Description of original award (Fiscal Year 2022, $95,554)
A serious challenge facing Missouri's criminal justice system is the retention of dedicated and qualified prosecutors and public defenders. Many Prosecutors and public defenders find it difficult to enter into or remain in those positions because of the pressure of student loan repayment demands. Shortages of qualified candidates willing to accept the lower salaries available in these public sector positions are creating excessive caseloads which can affect public safety, the administration of justice and the rights of individuals involved in the system.
Missouri plans to administer the John R. Justice Student Loan Repayment Program to assist repayments of student loan debt for state and local prosecutors, and state and federal public defenders who commit to maintain their employment in those positions for a minimum of three years.

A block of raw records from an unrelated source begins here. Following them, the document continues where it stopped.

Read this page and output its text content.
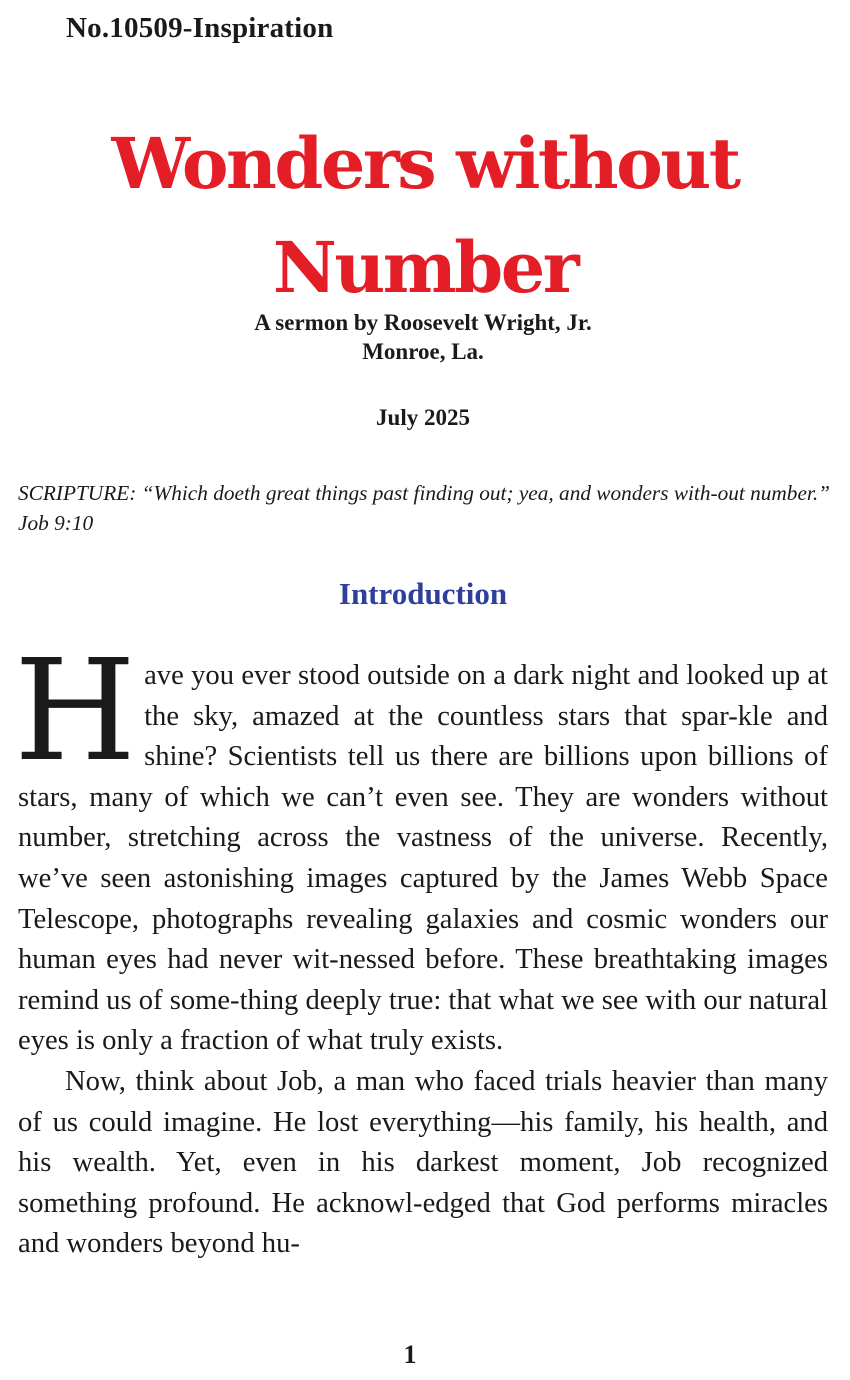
No.10509-Inspiration
Wonders without
Number
A sermon by Roosevelt Wright, Jr.
Monroe, La.
July 2025
SCRIPTURE: “Which doeth great things past finding out; yea, and wonders with-out number.” Job 9:10
Introduction

Have you ever stood outside on a dark night and looked up at the sky, amazed at the countless stars that spar-kle and shine? Scientists tell us there are billions upon billions of stars, many of which we can’t even see. They are wonders without number, stretching across the vastness of the universe. Recently, we’ve seen astonishing images captured by the James Webb Space Telescope, photographs revealing galaxies and cosmic wonders our human eyes had never wit-nessed before. These breathtaking images remind us of some-thing deeply true: that what we see with our natural eyes is only a fraction of what truly exists.

Now, think about Job, a man who faced trials heavier than many of us could imagine. He lost everything—his family, his health, and his wealth. Yet, even in his darkest moment, Job recognized something profound. He acknowl-edged that God performs miracles and wonders beyond hu-

1
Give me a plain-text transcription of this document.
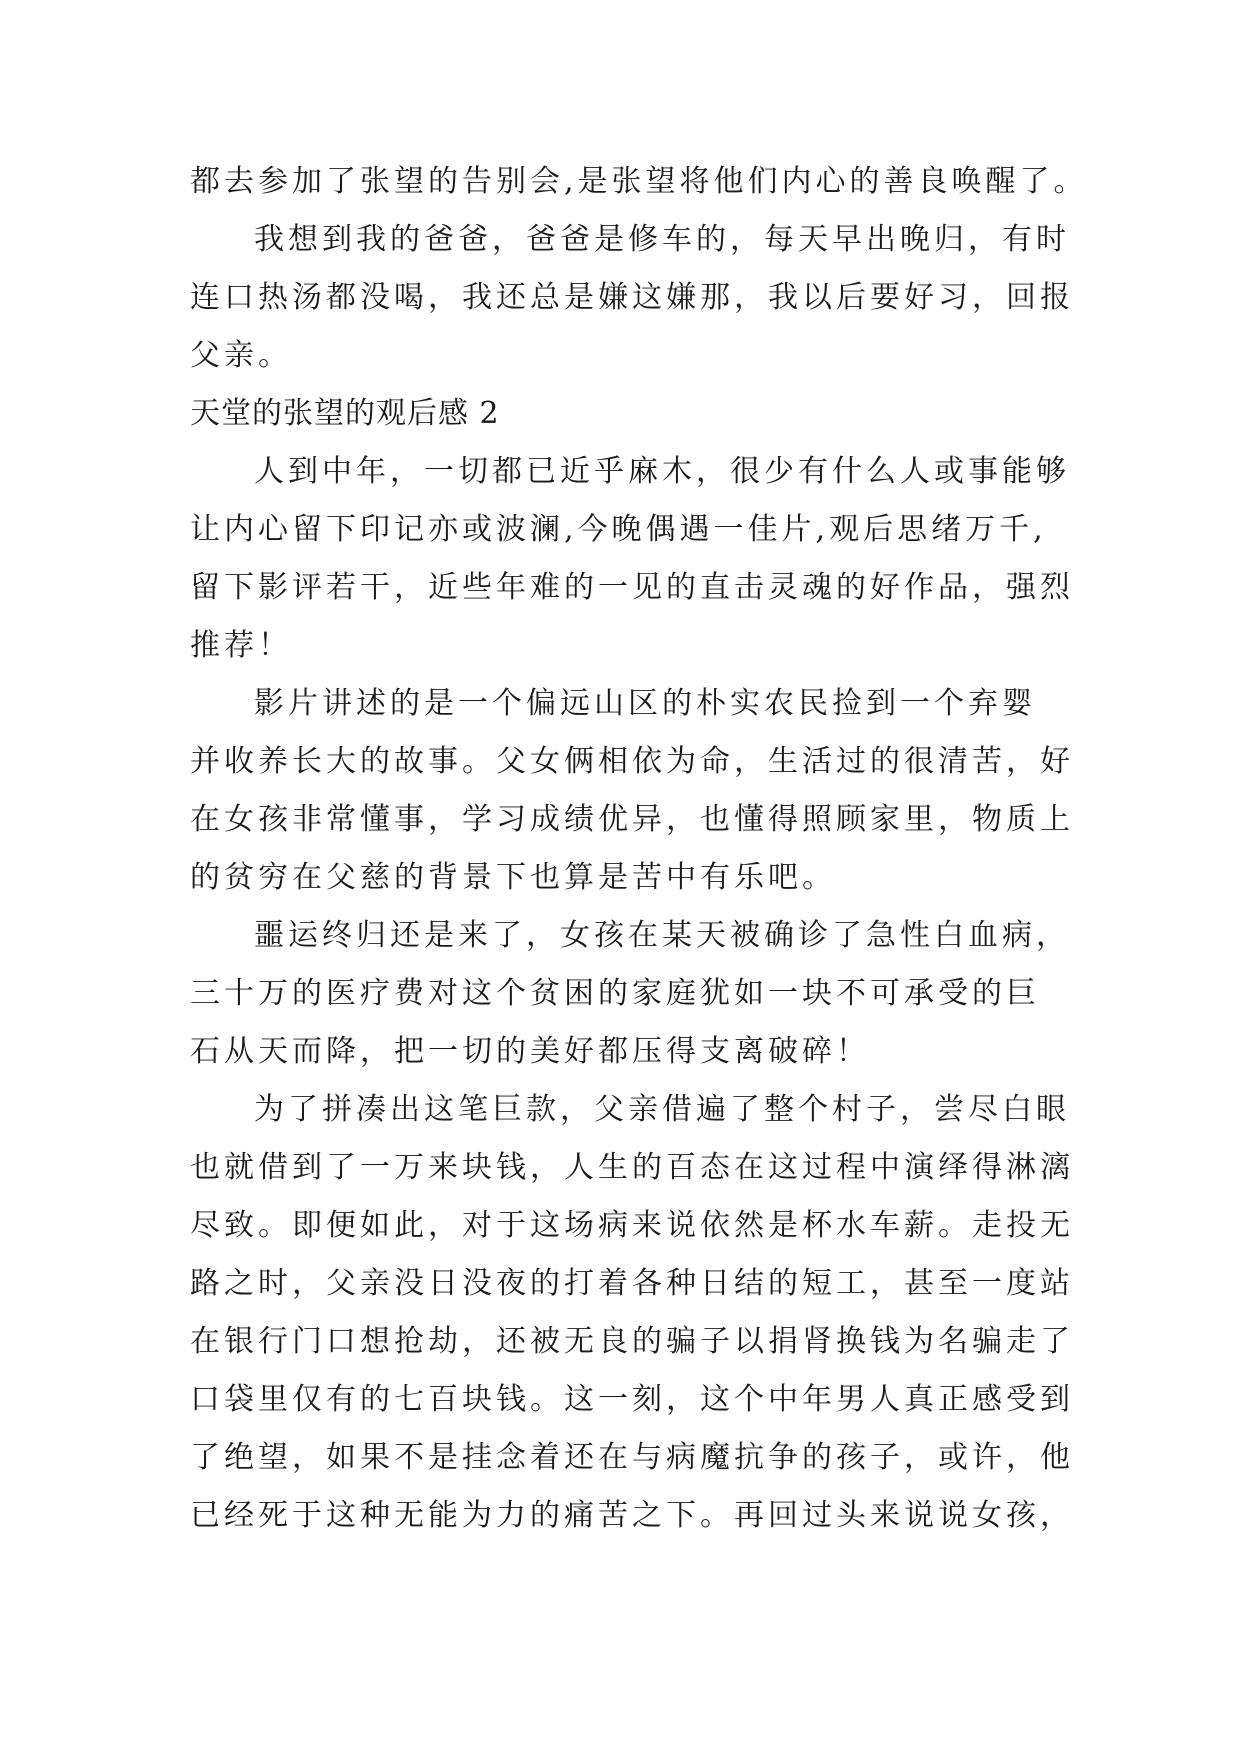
都去参加了张望的告别会,是张望将他们内心的善良唤醒了。
我想到我的爸爸，爸爸是修车的，每天早出晚归，有时
连口热汤都没喝，我还总是嫌这嫌那，我以后要好习，回报
父亲。
天堂的张望的观后感 2
人到中年，一切都已近乎麻木，很少有什么人或事能够
让内心留下印记亦或波澜,今晚偶遇一佳片,观后思绪万千,
留下影评若干，近些年难的一见的直击灵魂的好作品，强烈
推荐！
影片讲述的是一个偏远山区的朴实农民捡到一个弃婴
并收养长大的故事。父女俩相依为命，生活过的很清苦，好
在女孩非常懂事，学习成绩优异，也懂得照顾家里，物质上
的贫穷在父慈的背景下也算是苦中有乐吧。
噩运终归还是来了，女孩在某天被确诊了急性白血病，
三十万的医疗费对这个贫困的家庭犹如一块不可承受的巨
石从天而降，把一切的美好都压得支离破碎！
为了拼凑出这笔巨款，父亲借遍了整个村子，尝尽白眼
也就借到了一万来块钱，人生的百态在这过程中演绎得淋漓
尽致。即便如此，对于这场病来说依然是杯水车薪。走投无
路之时，父亲没日没夜的打着各种日结的短工，甚至一度站
在银行门口想抢劫，还被无良的骗子以捐肾换钱为名骗走了
口袋里仅有的七百块钱。这一刻，这个中年男人真正感受到
了绝望，如果不是挂念着还在与病魔抗争的孩子，或许，他
已经死于这种无能为力的痛苦之下。再回过头来说说女孩，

The targeted sub-awardees are attorneys in the current employment of the various prosecuting attorneys and city prosecutors offices, and the offices of both the state and federal public defender systems. The funds will be divided equally between prosecutors and defenders, and will be distributed based on "the least ability to repay", along with other criteria such as the debt size, length of service in the public criminal justice sector. Top consideration will be given to applicants with the least ability to pay and those who have received previous awards and who have fewer than three years remaining on their JRJSLRP Service Agreement. MOPS has established a partnership with the Missouri State Public Defender to screen applications, with assistance from representatives of the Attorney General and D with assistance from the Federal PD's will review and select the Public Defender sub-awardees. These agencies have worked collaboratively on the program in the past.
Although the numbers of prosecutors and defenders in the state have steadily increased over the last five years, the number of applicants for JRJSLRP sub-awards has declined, Based on informal surveys, this has been due to the limited amount granted to sub-awardees being insufficient to allow the service commitment to remain in these positions. Over the previous 4 years, There have been an average of 25 awards made. With an increase in funds, it is expected that an increased number of awards may be made and larger awards granted, and those awards having a significantly greater impact on the sub-awardees' ability to remain in the criminal justice arena, thereby insuring that dedicated and experienced practitioners will continue to be available to prosecute and defend in Missouri.